Dive Brief:
- Adobe announced a self-serve programmatic platform, Adobe Marketing Cloud, as part of its demand side platform (DSP), Adobe Media Optimizer.
- Marketers can now manage display, search and social programmatic channels within the Media Optimizer.
- Speaking on the DSP space in general, a Forrester senior analyst cautioned the marketplace is currently muddled with little differentiation between DSPs.
Dive Insight:
Adobe's self-service technology allows advertisers to automate ad buying for search, display and social media across ad exchanges and media networks from Adobe partners such as Google AdX, Rubicon, Facebook Exchange, OpenX, PubMatic, AppNexus, Microsoft Ad Exchange, AOL and Index Exchange.
"Transparency is key to success in the programmatic world as automation is rapidly defining the buying and selling of digital ads, but advertisers are demanding more real-time insight into campaign spend and ROI, which Adobe is delivering," Justin Merickel, senior director of Advertising Solutions at Adobe, said in a release. "With global programmatic ad spend expected to reach $53 billion by 20181, Adobe is the first company to integrate disparate technologies and deliver programmatic capabilities in a unified platform."
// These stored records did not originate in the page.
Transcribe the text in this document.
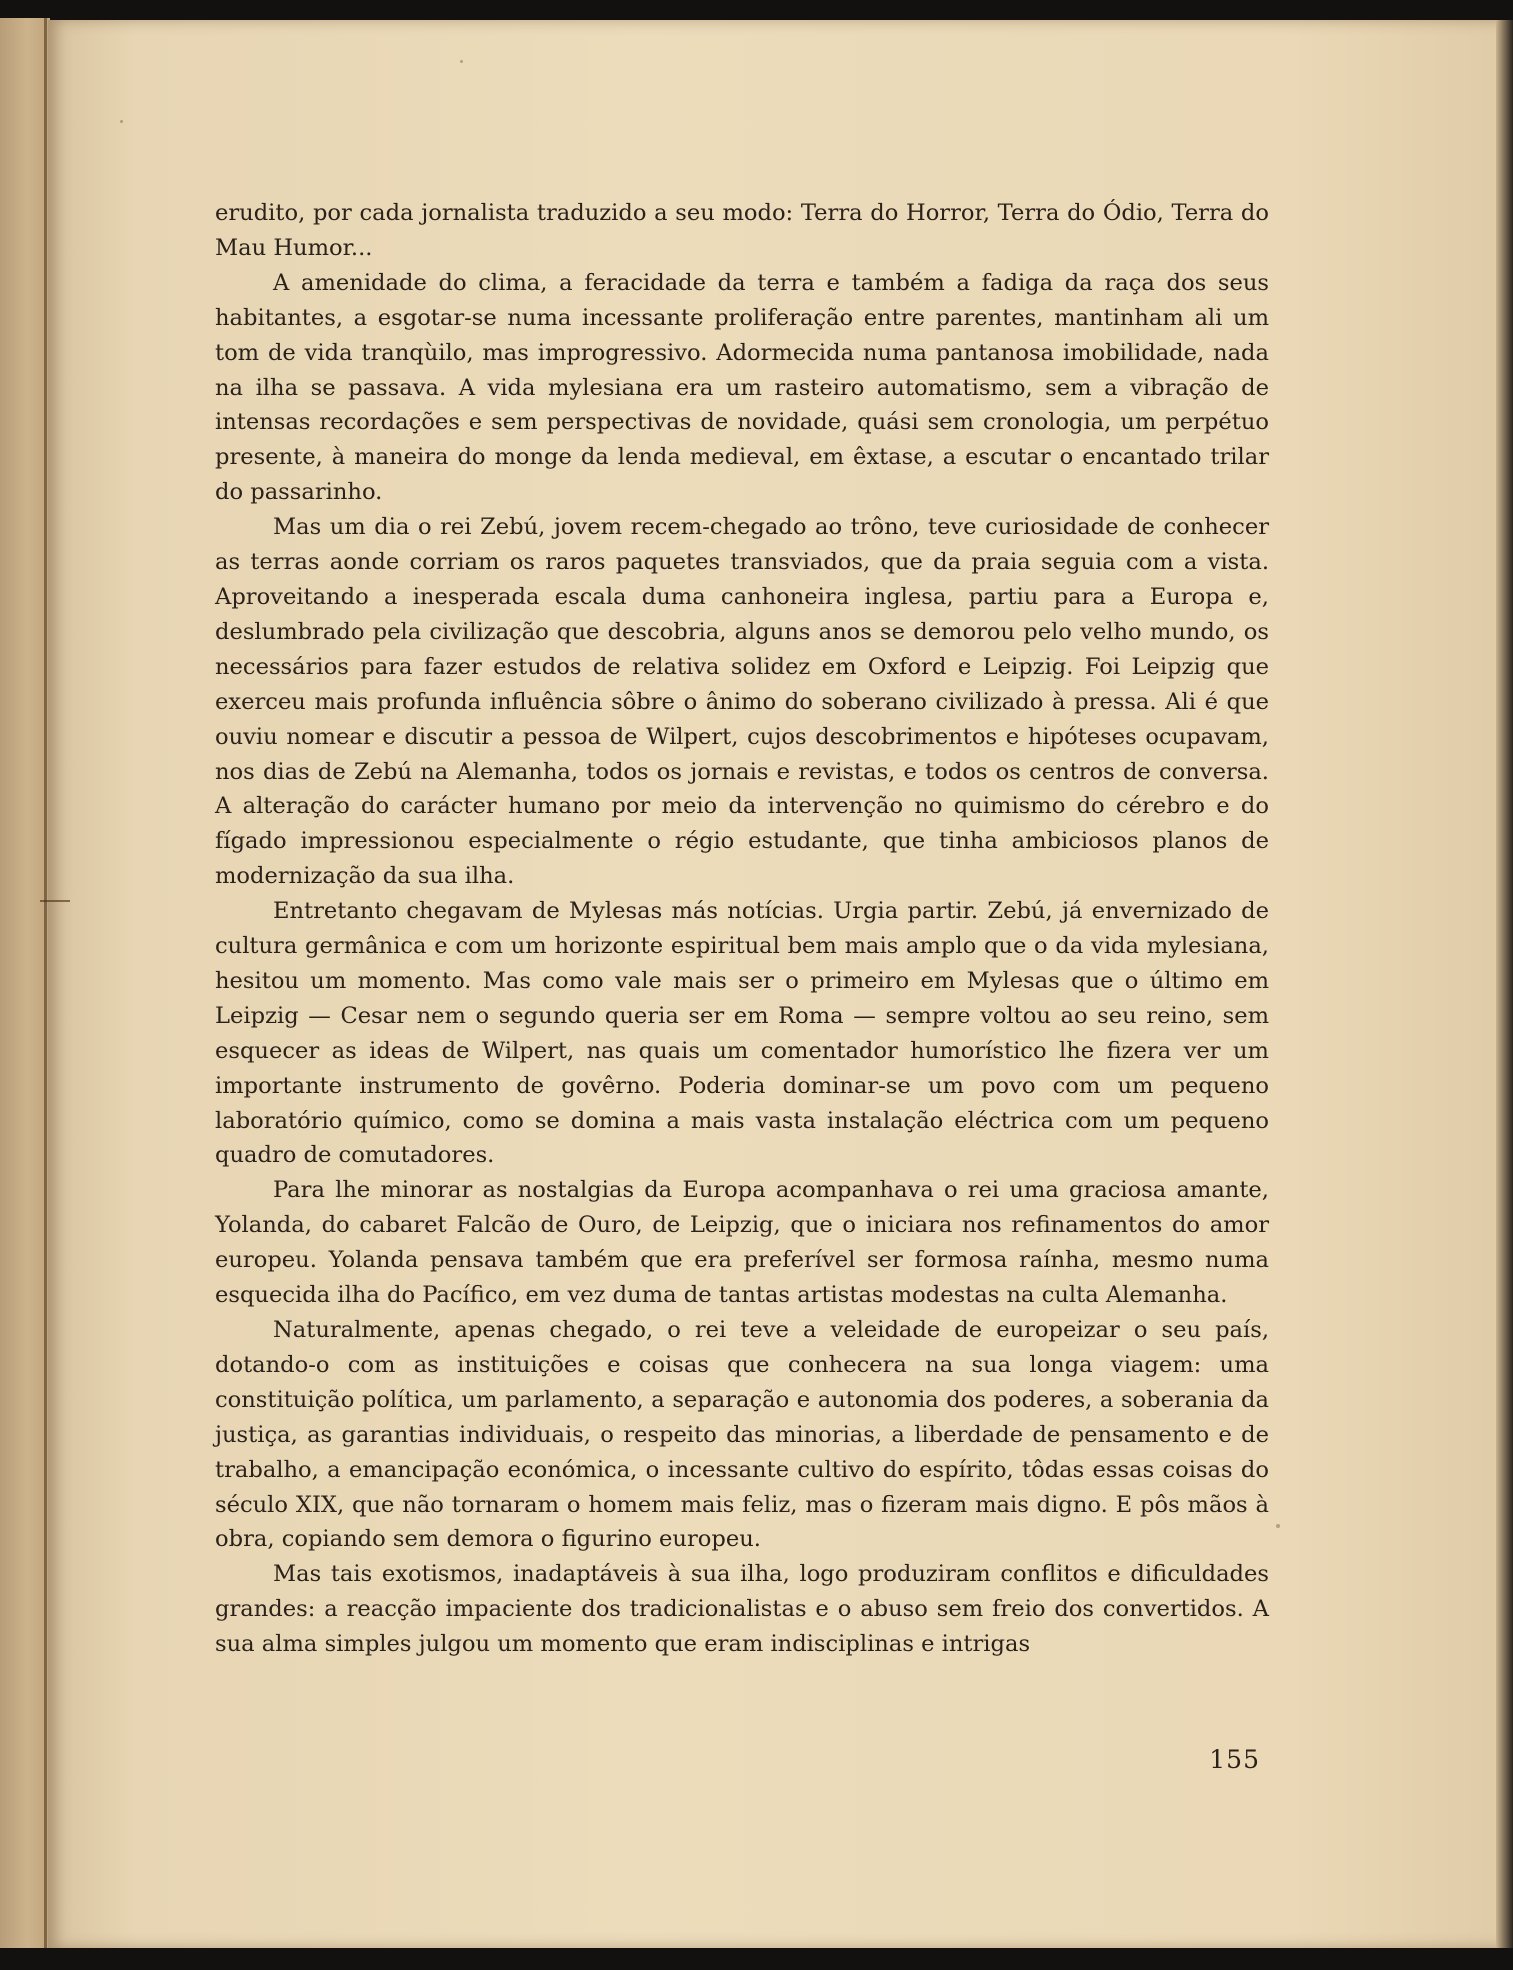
erudito, por cada jornalista traduzido a seu modo: Terra do Horror, Terra do Ódio, Terra do Mau Humor...

A amenidade do clima, a feracidade da terra e também a fadiga da raça dos seus habitantes, a esgotar-se numa incessante proliferação entre parentes, mantinham ali um tom de vida tranqùilo, mas improgressivo. Adormecida numa pantanosa imobilidade, nada na ilha se passava. A vida mylesiana era um rasteiro automatismo, sem a vibração de intensas recordações e sem perspectivas de novidade, quási sem cronologia, um perpétuo presente, à maneira do monge da lenda medieval, em êxtase, a escutar o encantado trilar do passarinho.

Mas um dia o rei Zebú, jovem recem-chegado ao trôno, teve curiosidade de conhecer as terras aonde corriam os raros paquetes transviados, que da praia seguia com a vista. Aproveitando a inesperada escala duma canhoneira inglesa, partiu para a Europa e, deslumbrado pela civilização que descobria, alguns anos se demorou pelo velho mundo, os necessários para fazer estudos de relativa solidez em Oxford e Leipzig. Foi Leipzig que exerceu mais profunda influência sôbre o ânimo do soberano civilizado à pressa. Ali é que ouviu nomear e discutir a pessoa de Wilpert, cujos descobrimentos e hipóteses ocupavam, nos dias de Zebú na Alemanha, todos os jornais e revistas, e todos os centros de conversa. A alteração do carácter humano por meio da intervenção no quimismo do cérebro e do fígado impressionou especialmente o régio estudante, que tinha ambiciosos planos de modernização da sua ilha.

Entretanto chegavam de Mylesas más notícias. Urgia partir. Zebú, já envernizado de cultura germânica e com um horizonte espiritual bem mais amplo que o da vida mylesiana, hesitou um momento. Mas como vale mais ser o primeiro em Mylesas que o último em Leipzig — Cesar nem o segundo queria ser em Roma — sempre voltou ao seu reino, sem esquecer as ideas de Wilpert, nas quais um comentador humorístico lhe fizera ver um importante instrumento de govêrno. Poderia dominar-se um povo com um pequeno laboratório químico, como se domina a mais vasta instalação eléctrica com um pequeno quadro de comutadores.

Para lhe minorar as nostalgias da Europa acompanhava o rei uma graciosa amante, Yolanda, do cabaret Falcão de Ouro, de Leipzig, que o iniciara nos refinamentos do amor europeu. Yolanda pensava também que era preferível ser formosa raínha, mesmo numa esquecida ilha do Pacífico, em vez duma de tantas artistas modestas na culta Alemanha.

Naturalmente, apenas chegado, o rei teve a veleidade de europeizar o seu país, dotando-o com as instituições e coisas que conhecera na sua longa viagem: uma constituição política, um parlamento, a separação e autonomia dos poderes, a soberania da justiça, as garantias individuais, o respeito das minorias, a liberdade de pensamento e de trabalho, a emancipação económica, o incessante cultivo do espírito, tôdas essas coisas do século XIX, que não tornaram o homem mais feliz, mas o fizeram mais digno. E pôs mãos à obra, copiando sem demora o figurino europeu.

Mas tais exotismos, inadaptáveis à sua ilha, logo produziram conflitos e dificuldades grandes: a reacção impaciente dos tradicionalistas e o abuso sem freio dos convertidos. A sua alma simples julgou um momento que eram indisciplinas e intrigas

155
There are industry questions about the DSP space in general. Richard Joyce, senior analyst for Forrester, told AdExchanger, "Right now I’m having a hard time figuring out where the DSPs are differentiating themselves. There will probably will be a time where we start to see the marketing clouds tell a better story about why it’s beneficial to also use the DSP aspect of their offering within the same system, but for now, I don’t think anyone’s buying into it."